Creating the American Century
Title | Creating the American Century PDF eBook |
Author | Martin J. Sklar |
Publisher | Cambridge University Press |
Pages | 273 |
Release | 2017-10-05 |
Genre | History |
ISBN | 110841947X |
Late historian Martin J. Sklar's analysis of how modernizing worldwide development has been the focus of US foreign policy.

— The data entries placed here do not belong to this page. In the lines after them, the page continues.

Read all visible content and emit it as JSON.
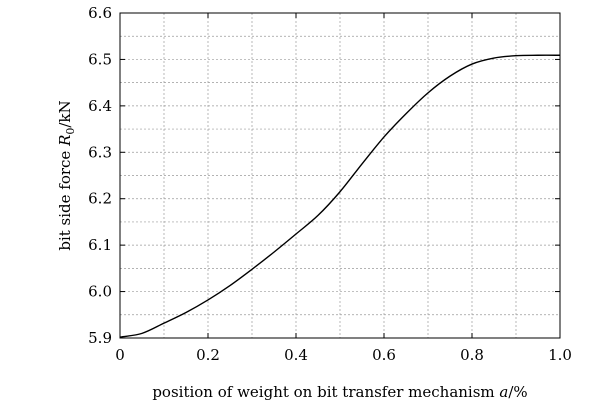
{
  "chart_data": {
    "type": "line",
    "title": "",
    "xlabel": {
      "prefix": "position of weight on bit transfer mechanism ",
      "variable": "a",
      "unit": "/%"
    },
    "ylabel": {
      "prefix": "bit side force ",
      "variable": "R",
      "subscript": "0",
      "unit": "/kN"
    },
    "xlim": [
      0,
      1.0
    ],
    "ylim": [
      5.9,
      6.6
    ],
    "x_ticks": [
      {
        "value": 0,
        "label": "0"
      },
      {
        "value": 0.2,
        "label": "0.2"
      },
      {
        "value": 0.4,
        "label": "0.4"
      },
      {
        "value": 0.6,
        "label": "0.6"
      },
      {
        "value": 0.8,
        "label": "0.8"
      },
      {
        "value": 1.0,
        "label": "1.0"
      }
    ],
    "y_ticks": [
      {
        "value": 5.9,
        "label": "5.9"
      },
      {
        "value": 6.0,
        "label": "6.0"
      },
      {
        "value": 6.1,
        "label": "6.1"
      },
      {
        "value": 6.2,
        "label": "6.2"
      },
      {
        "value": 6.3,
        "label": "6.3"
      },
      {
        "value": 6.4,
        "label": "6.4"
      },
      {
        "value": 6.5,
        "label": "6.5"
      },
      {
        "value": 6.6,
        "label": "6.6"
      }
    ],
    "x_minor_step": 0.1,
    "y_minor_step": 0.05,
    "grid": true,
    "series": [
      {
        "color": "#000000",
        "x": [
          0,
          0.05,
          0.1,
          0.15,
          0.2,
          0.25,
          0.3,
          0.35,
          0.4,
          0.45,
          0.5,
          0.55,
          0.6,
          0.65,
          0.7,
          0.75,
          0.8,
          0.85,
          0.9,
          0.95,
          1.0
        ],
        "y": [
          5.902,
          5.91,
          5.932,
          5.955,
          5.982,
          6.013,
          6.048,
          6.085,
          6.124,
          6.164,
          6.215,
          6.275,
          6.333,
          6.383,
          6.428,
          6.464,
          6.49,
          6.503,
          6.508,
          6.509,
          6.509
        ]
      }
    ]
  }
}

In the Shadows of the American Century
Title | In the Shadows of the American Century PDF eBook |
Author | Alfred W. McCoy |
Publisher | Haymarket Books |
Pages | 359 |
Release | 2017-09-12 |
Genre | Political Science |
ISBN | 1608467740 |
The award-winning historian delivers a “brilliant and deeply informed” analysis of American power from the Spanish-American War to the Trump Administration (New York Journal of Books). In this sweeping and incisive history of US foreign relations, historian Alfred McCoy explores America’s rise as a world power from the 1890s through the Cold War, and its bid to extend its hegemony deep into the twenty-first century. Since American dominance reached its apex at the close of the Cold War, the nation has met new challenges that it is increasingly unequipped to handle. From the disastrous invasion of Iraq to the failure of the Trans-Pacific Partnership, fracturing military alliances, and the blundering nationalism of Donald Trump, McCoy traces US decline in the face of rising powers such as China. He also offers a critique of America’s attempt to maintain its position through cyberwar, covert intervention, client elites, psychological torture, and worldwide surveillance.